Barlow A, Cahill JA, Hartmann S, Theunert C, Xenikoudakis G, Fortes GG, Paijmans JLA, Rabeder G, Frischauf C, Grandal-d'Anglade A, García-Vázquez A, Murtskhvaladze M, Saarma U, Anijalg P, Skrbinšek T, Bertorelle G, Gasparian B, Bar-Oz G, Pinhasi R, Slatkin M, Dalén L, Shapiro B, Hofreiter M
Nat Ecol Evol 2 (10) 1563-1570 [2018-10-00; online 2018-08-27]

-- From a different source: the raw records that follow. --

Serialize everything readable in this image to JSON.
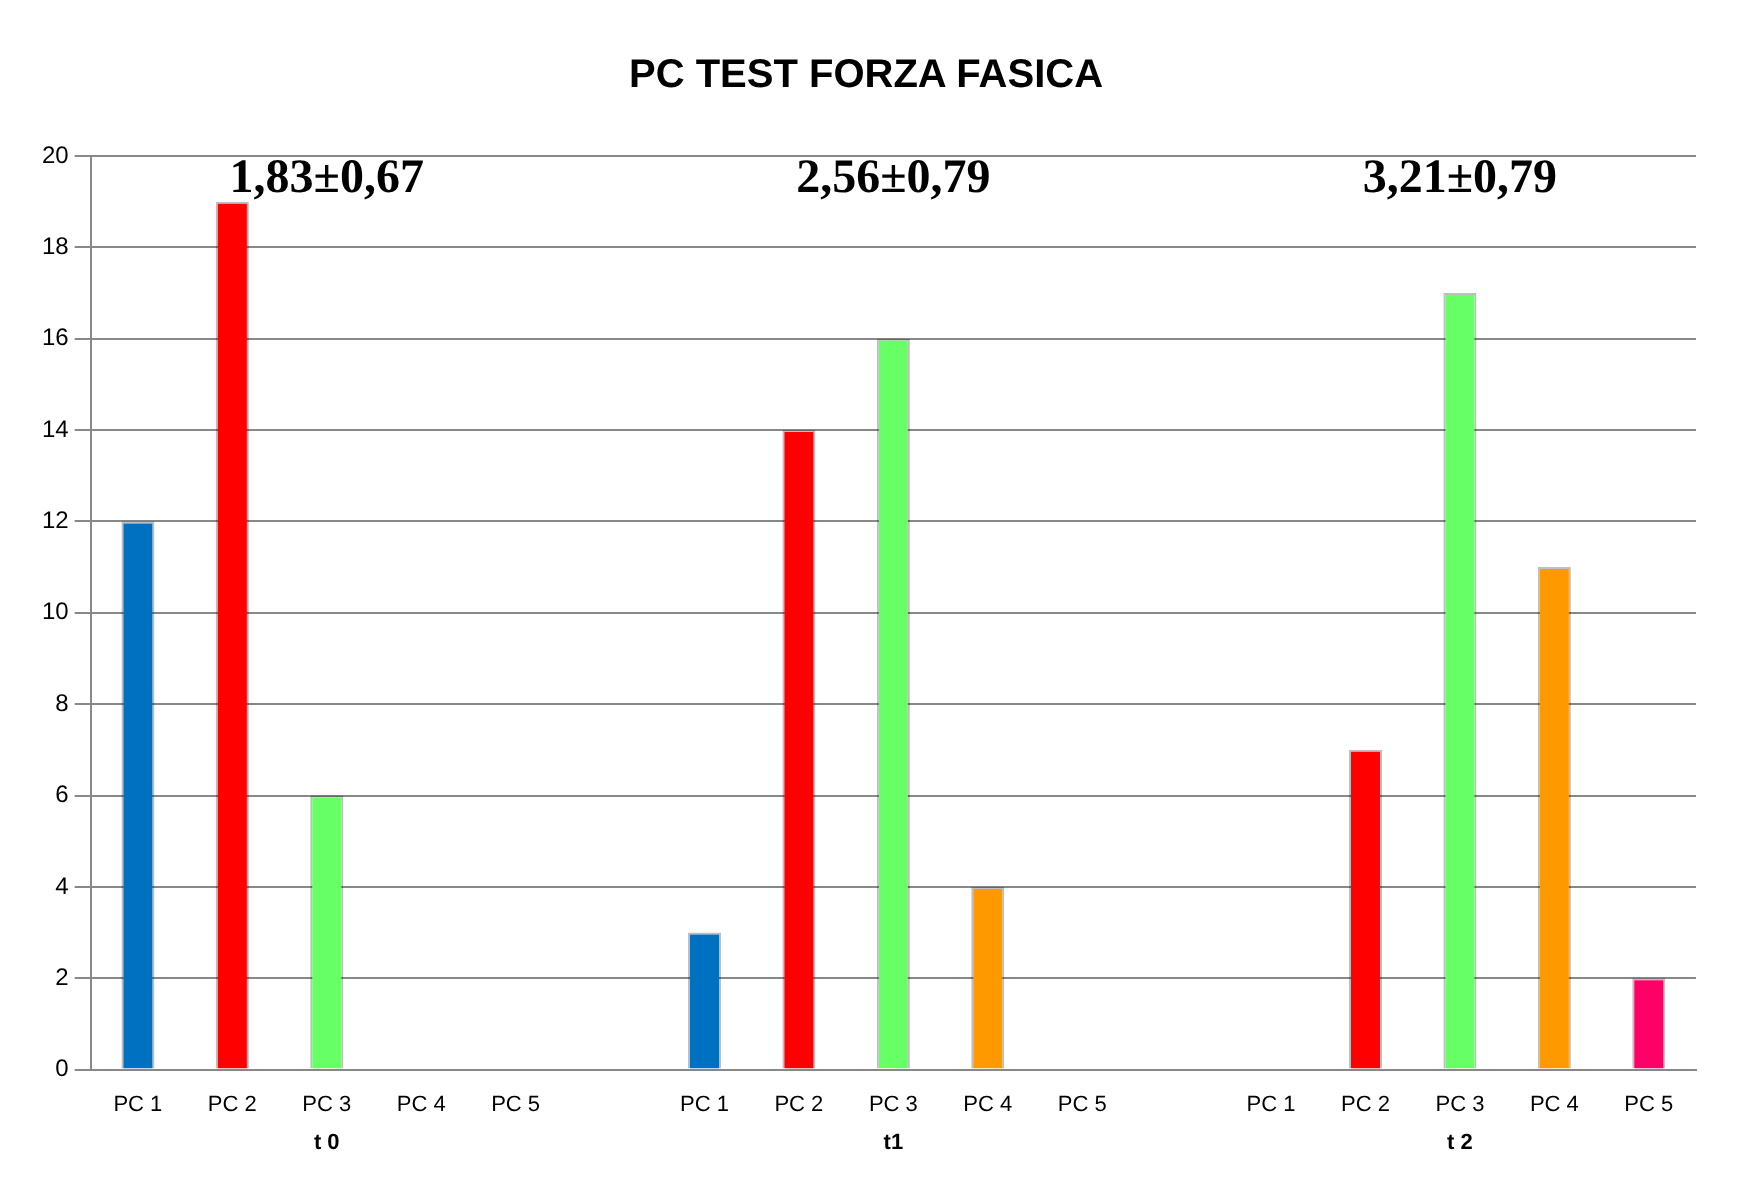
{
  "chart_data": {
    "type": "bar",
    "title": "PC TEST FORZA FASICA",
    "categories": [
      "PC 1",
      "PC 2",
      "PC 3",
      "PC 4",
      "PC 5",
      "PC 1",
      "PC 2",
      "PC 3",
      "PC 4",
      "PC 5",
      "PC 1",
      "PC 2",
      "PC 3",
      "PC 4",
      "PC 5"
    ],
    "values": [
      12,
      19,
      6,
      0,
      0,
      3,
      14,
      16,
      4,
      0,
      0,
      7,
      17,
      11,
      2
    ],
    "colors": [
      "#0070c0",
      "#ff0000",
      "#66ff66",
      "#ff9900",
      "#ff0066",
      "#0070c0",
      "#ff0000",
      "#66ff66",
      "#ff9900",
      "#ff0066",
      "#0070c0",
      "#ff0000",
      "#66ff66",
      "#ff9900",
      "#ff0066"
    ],
    "ylim": [
      0,
      20
    ],
    "yticks": [
      0,
      2,
      4,
      6,
      8,
      10,
      12,
      14,
      16,
      18,
      20
    ],
    "grid": "y",
    "legend": false,
    "annotations": [
      "t 0",
      "t1",
      "t 2",
      "1,83±0,67",
      "2,56±0,79",
      "3,21±0,79"
    ]
  }
}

Although many large mammal species went extinct at the end of the Pleistocene epoch, their DNA may persist due to past episodes of interspecies admixture. However, direct empirical evidence of the persistence of ancient alleles remains scarce. Here, we present multifold coverage genomic data from four Late Pleistocene cave bears (Ursus spelaeus complex) and show that cave bears hybridized with brown bears (Ursus arctos) during the Pleistocene. We develop an approach to assess both the directionality and relative timing of gene flow. We find that segments of cave bear DNA still persist in the genomes of living brown bears, with cave bears contributing 0.9 to 2.4% of the genomes of all brown bears investigated. Our results show that even though extinction is typically considered as absolute, following admixture, fragments of the gene pool of extinct species can survive for tens of thousands of years in the genomes of extant recipient species.